Recipe by diner524
Another recipe from TOH which I had marked to try and now posting here for safe keeping. This is almost a dessert for breakfast.
Top Review by ForeverMama
These pancakes were awesome. My family and I enjoyed them a whole lot. I initially had my doubts with the cream cheese topping but it was delish and a great addition. Will be made again at my house.

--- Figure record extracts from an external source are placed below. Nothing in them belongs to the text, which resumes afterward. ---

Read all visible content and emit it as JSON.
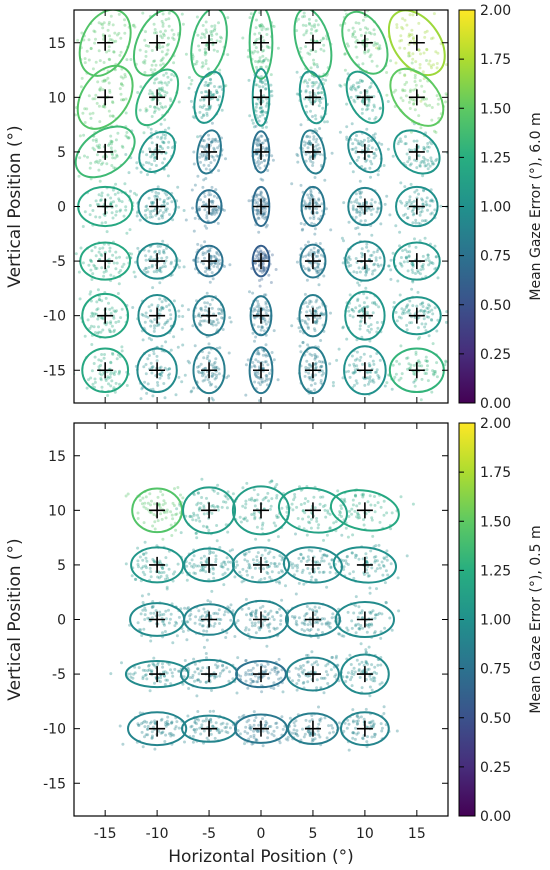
{
  "chart_data": [
    {
      "type": "scatter",
      "title": "",
      "xlabel": "",
      "ylabel": "Vertical Position (°)",
      "xlim": [
        -18,
        18
      ],
      "ylim": [
        -18,
        18
      ],
      "xticks": [
        "-15",
        "-10",
        "-5",
        "0",
        "5",
        "10",
        "15"
      ],
      "yticks": [
        "-15",
        "-10",
        "-5",
        "0",
        "5",
        "10",
        "15"
      ],
      "colorbar": {
        "label": "Mean Gaze Error (°), 6.0 m",
        "range": [
          0,
          2
        ],
        "ticks": [
          "0.00",
          "0.25",
          "0.50",
          "0.75",
          "1.00",
          "1.25",
          "1.50",
          "1.75",
          "2.00"
        ],
        "colormap": "viridis"
      },
      "targets": [
        {
          "x": -15,
          "y": 15,
          "error": 1.45,
          "rx": 2.2,
          "ry": 3.2,
          "angle": -25
        },
        {
          "x": -10,
          "y": 15,
          "error": 1.4,
          "rx": 1.9,
          "ry": 3.2,
          "angle": -25
        },
        {
          "x": -5,
          "y": 15,
          "error": 1.35,
          "rx": 1.6,
          "ry": 3.2,
          "angle": -12
        },
        {
          "x": 0,
          "y": 15,
          "error": 1.35,
          "rx": 1.1,
          "ry": 3.3,
          "angle": 0
        },
        {
          "x": 5,
          "y": 15,
          "error": 1.35,
          "rx": 1.6,
          "ry": 3.2,
          "angle": 15
        },
        {
          "x": 10,
          "y": 15,
          "error": 1.4,
          "rx": 1.9,
          "ry": 3.0,
          "angle": 25
        },
        {
          "x": 15,
          "y": 15,
          "error": 1.7,
          "rx": 2.2,
          "ry": 3.3,
          "angle": 35
        },
        {
          "x": -15,
          "y": 10,
          "error": 1.45,
          "rx": 2.2,
          "ry": 3.2,
          "angle": -35
        },
        {
          "x": -10,
          "y": 10,
          "error": 1.3,
          "rx": 1.6,
          "ry": 2.8,
          "angle": -30
        },
        {
          "x": -5,
          "y": 10,
          "error": 1.05,
          "rx": 1.3,
          "ry": 2.4,
          "angle": -15
        },
        {
          "x": 0,
          "y": 10,
          "error": 1.05,
          "rx": 0.8,
          "ry": 2.6,
          "angle": 0
        },
        {
          "x": 5,
          "y": 10,
          "error": 1.05,
          "rx": 1.2,
          "ry": 2.4,
          "angle": 10
        },
        {
          "x": 10,
          "y": 10,
          "error": 1.1,
          "rx": 1.5,
          "ry": 2.5,
          "angle": 25
        },
        {
          "x": 15,
          "y": 10,
          "error": 1.5,
          "rx": 2.0,
          "ry": 3.0,
          "angle": 40
        },
        {
          "x": -15,
          "y": 5,
          "error": 1.35,
          "rx": 2.0,
          "ry": 3.0,
          "angle": -55
        },
        {
          "x": -10,
          "y": 5,
          "error": 1.05,
          "rx": 1.5,
          "ry": 2.0,
          "angle": -35
        },
        {
          "x": -5,
          "y": 5,
          "error": 0.8,
          "rx": 1.1,
          "ry": 2.0,
          "angle": -10
        },
        {
          "x": 0,
          "y": 5,
          "error": 0.75,
          "rx": 0.8,
          "ry": 1.9,
          "angle": 0
        },
        {
          "x": 5,
          "y": 5,
          "error": 0.85,
          "rx": 1.1,
          "ry": 2.0,
          "angle": 10
        },
        {
          "x": 10,
          "y": 5,
          "error": 0.95,
          "rx": 1.4,
          "ry": 2.0,
          "angle": 30
        },
        {
          "x": 15,
          "y": 5,
          "error": 1.05,
          "rx": 1.8,
          "ry": 2.3,
          "angle": 50
        },
        {
          "x": -15,
          "y": 0,
          "error": 1.2,
          "rx": 2.6,
          "ry": 1.8,
          "angle": 0
        },
        {
          "x": -10,
          "y": 0,
          "error": 0.95,
          "rx": 1.8,
          "ry": 1.6,
          "angle": 0
        },
        {
          "x": -5,
          "y": 0,
          "error": 0.75,
          "rx": 1.2,
          "ry": 1.5,
          "angle": 0
        },
        {
          "x": 0,
          "y": 0,
          "error": 0.7,
          "rx": 0.8,
          "ry": 1.8,
          "angle": 0
        },
        {
          "x": 5,
          "y": 0,
          "error": 0.8,
          "rx": 1.1,
          "ry": 1.8,
          "angle": 0
        },
        {
          "x": 10,
          "y": 0,
          "error": 0.9,
          "rx": 1.6,
          "ry": 1.7,
          "angle": 0
        },
        {
          "x": 15,
          "y": 0,
          "error": 1.0,
          "rx": 2.0,
          "ry": 1.8,
          "angle": 0
        },
        {
          "x": -15,
          "y": -5,
          "error": 1.2,
          "rx": 2.4,
          "ry": 1.7,
          "angle": 0
        },
        {
          "x": -10,
          "y": -5,
          "error": 0.95,
          "rx": 1.9,
          "ry": 1.6,
          "angle": 0
        },
        {
          "x": -5,
          "y": -5,
          "error": 0.75,
          "rx": 1.3,
          "ry": 1.4,
          "angle": 0
        },
        {
          "x": 0,
          "y": -5,
          "error": 0.6,
          "rx": 0.8,
          "ry": 1.4,
          "angle": 0
        },
        {
          "x": 5,
          "y": -5,
          "error": 0.8,
          "rx": 1.2,
          "ry": 1.5,
          "angle": 0
        },
        {
          "x": 10,
          "y": -5,
          "error": 0.95,
          "rx": 1.9,
          "ry": 1.8,
          "angle": 0
        },
        {
          "x": 15,
          "y": -5,
          "error": 1.05,
          "rx": 2.2,
          "ry": 1.7,
          "angle": 0
        },
        {
          "x": -15,
          "y": -10,
          "error": 1.2,
          "rx": 2.2,
          "ry": 2.0,
          "angle": 0
        },
        {
          "x": -10,
          "y": -10,
          "error": 0.95,
          "rx": 1.8,
          "ry": 1.9,
          "angle": 0
        },
        {
          "x": -5,
          "y": -10,
          "error": 0.85,
          "rx": 1.5,
          "ry": 1.8,
          "angle": 0
        },
        {
          "x": 0,
          "y": -10,
          "error": 0.8,
          "rx": 1.0,
          "ry": 1.8,
          "angle": 0
        },
        {
          "x": 5,
          "y": -10,
          "error": 0.85,
          "rx": 1.3,
          "ry": 1.9,
          "angle": 0
        },
        {
          "x": 10,
          "y": -10,
          "error": 1.05,
          "rx": 1.9,
          "ry": 2.2,
          "angle": 0
        },
        {
          "x": 15,
          "y": -10,
          "error": 1.05,
          "rx": 2.3,
          "ry": 1.7,
          "angle": 0
        },
        {
          "x": -15,
          "y": -15,
          "error": 1.2,
          "rx": 2.2,
          "ry": 2.0,
          "angle": 0
        },
        {
          "x": -10,
          "y": -15,
          "error": 0.95,
          "rx": 1.9,
          "ry": 2.0,
          "angle": 0
        },
        {
          "x": -5,
          "y": -15,
          "error": 0.85,
          "rx": 1.5,
          "ry": 2.1,
          "angle": 0
        },
        {
          "x": 0,
          "y": -15,
          "error": 0.8,
          "rx": 1.1,
          "ry": 2.1,
          "angle": 0
        },
        {
          "x": 5,
          "y": -15,
          "error": 0.85,
          "rx": 1.3,
          "ry": 2.1,
          "angle": 0
        },
        {
          "x": 10,
          "y": -15,
          "error": 1.0,
          "rx": 2.0,
          "ry": 2.2,
          "angle": 0
        },
        {
          "x": 15,
          "y": -15,
          "error": 1.3,
          "rx": 2.6,
          "ry": 2.0,
          "angle": 0
        }
      ]
    },
    {
      "type": "scatter",
      "title": "",
      "xlabel": "Horizontal Position (°)",
      "ylabel": "Vertical Position (°)",
      "xlim": [
        -18,
        18
      ],
      "ylim": [
        -18,
        18
      ],
      "xticks": [
        "-15",
        "-10",
        "-5",
        "0",
        "5",
        "10",
        "15"
      ],
      "yticks": [
        "-15",
        "-10",
        "-5",
        "0",
        "5",
        "10",
        "15"
      ],
      "colorbar": {
        "label": "Mean Gaze Error (°), 0.5 m",
        "range": [
          0,
          2
        ],
        "ticks": [
          "0.00",
          "0.25",
          "0.50",
          "0.75",
          "1.00",
          "1.25",
          "1.50",
          "1.75",
          "2.00"
        ],
        "colormap": "viridis"
      },
      "targets": [
        {
          "x": -10,
          "y": 10,
          "error": 1.45,
          "rx": 2.4,
          "ry": 2.0,
          "angle": 0
        },
        {
          "x": -5,
          "y": 10,
          "error": 1.1,
          "rx": 2.5,
          "ry": 2.1,
          "angle": 0
        },
        {
          "x": 0,
          "y": 10,
          "error": 1.1,
          "rx": 2.7,
          "ry": 2.2,
          "angle": 0
        },
        {
          "x": 5,
          "y": 10,
          "error": 1.15,
          "rx": 3.3,
          "ry": 2.0,
          "angle": -10
        },
        {
          "x": 10,
          "y": 10,
          "error": 1.2,
          "rx": 3.3,
          "ry": 1.8,
          "angle": -10
        },
        {
          "x": -10,
          "y": 5,
          "error": 1.05,
          "rx": 2.5,
          "ry": 1.6,
          "angle": 0
        },
        {
          "x": -5,
          "y": 5,
          "error": 1.0,
          "rx": 2.4,
          "ry": 1.5,
          "angle": 0
        },
        {
          "x": 0,
          "y": 5,
          "error": 0.95,
          "rx": 2.7,
          "ry": 1.6,
          "angle": 0
        },
        {
          "x": 5,
          "y": 5,
          "error": 0.95,
          "rx": 2.8,
          "ry": 1.6,
          "angle": -5
        },
        {
          "x": 10,
          "y": 5,
          "error": 1.0,
          "rx": 3.0,
          "ry": 1.6,
          "angle": -5
        },
        {
          "x": -10,
          "y": 0,
          "error": 0.95,
          "rx": 2.6,
          "ry": 1.5,
          "angle": 0
        },
        {
          "x": -5,
          "y": 0,
          "error": 0.9,
          "rx": 2.4,
          "ry": 1.4,
          "angle": 0
        },
        {
          "x": 0,
          "y": 0,
          "error": 0.9,
          "rx": 2.6,
          "ry": 1.7,
          "angle": 0
        },
        {
          "x": 5,
          "y": 0,
          "error": 0.9,
          "rx": 2.6,
          "ry": 1.5,
          "angle": 0
        },
        {
          "x": 10,
          "y": 0,
          "error": 0.95,
          "rx": 2.8,
          "ry": 1.6,
          "angle": 0
        },
        {
          "x": -10,
          "y": -5,
          "error": 0.95,
          "rx": 3.0,
          "ry": 1.2,
          "angle": 0
        },
        {
          "x": -5,
          "y": -5,
          "error": 0.9,
          "rx": 2.7,
          "ry": 1.3,
          "angle": 0
        },
        {
          "x": 0,
          "y": -5,
          "error": 0.75,
          "rx": 2.4,
          "ry": 1.2,
          "angle": 0
        },
        {
          "x": 5,
          "y": -5,
          "error": 0.9,
          "rx": 2.5,
          "ry": 1.5,
          "angle": 0
        },
        {
          "x": 10,
          "y": -5,
          "error": 0.95,
          "rx": 2.3,
          "ry": 1.8,
          "angle": 0
        },
        {
          "x": -10,
          "y": -10,
          "error": 0.9,
          "rx": 2.8,
          "ry": 1.5,
          "angle": 0
        },
        {
          "x": -5,
          "y": -10,
          "error": 0.9,
          "rx": 2.6,
          "ry": 1.2,
          "angle": 0
        },
        {
          "x": 0,
          "y": -10,
          "error": 0.8,
          "rx": 2.5,
          "ry": 1.3,
          "angle": 0
        },
        {
          "x": 5,
          "y": -10,
          "error": 0.85,
          "rx": 2.4,
          "ry": 1.4,
          "angle": 0
        },
        {
          "x": 10,
          "y": -10,
          "error": 0.9,
          "rx": 2.3,
          "ry": 1.5,
          "angle": 0
        }
      ]
    }
  ]
}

Made it for CQ3 - New York, 2016.
- 1 (3 ounce) package cream cheese, softened
- 3⁄4 cup whipped topping
- 1 cup all-purpose flour
- 1⁄2 cup graham cracker crumbs
- 1 tablespoon sugar
- 1 teaspoon baking powder
- 1⁄2 teaspoon baking soda
- 1⁄4 teaspoon salt
- 2 eggs, lightly beaten
- 1 1⁄4 cups buttermilk
- 1⁄4 cup butter, melted
- 1 cup blueberries (fresh or frozen)
- 3⁄4 cup maple syrup (optional)
- additional blueberries (optional)
Directions See How It's Made
- For topping, in a small bowl, beat cream cheese and whipped topping until smooth. Chill until serving.
- In a large bowl, combine the flour, cracker crumbs, sugar, baking powder, baking soda and salt. Combine the eggs, buttermilk and butter; add to dry ingredients just until moistened. Fold in blueberries.
- Pour batter by 1/4 cupfuls onto a greased hot griddle; turn when bubbles form on top. Cook until the second side is golden brown. Spread topping over pancakes. Top with warm syrup; sprinkle with additional blueberries if desired. Yield: 12 pancakes (3/4 cup topping).
- Editor’s Note: If using frozen blueberries, do not thaw them before adding to the pancake batter. Be sure to thaw any berries used in the optional garnish.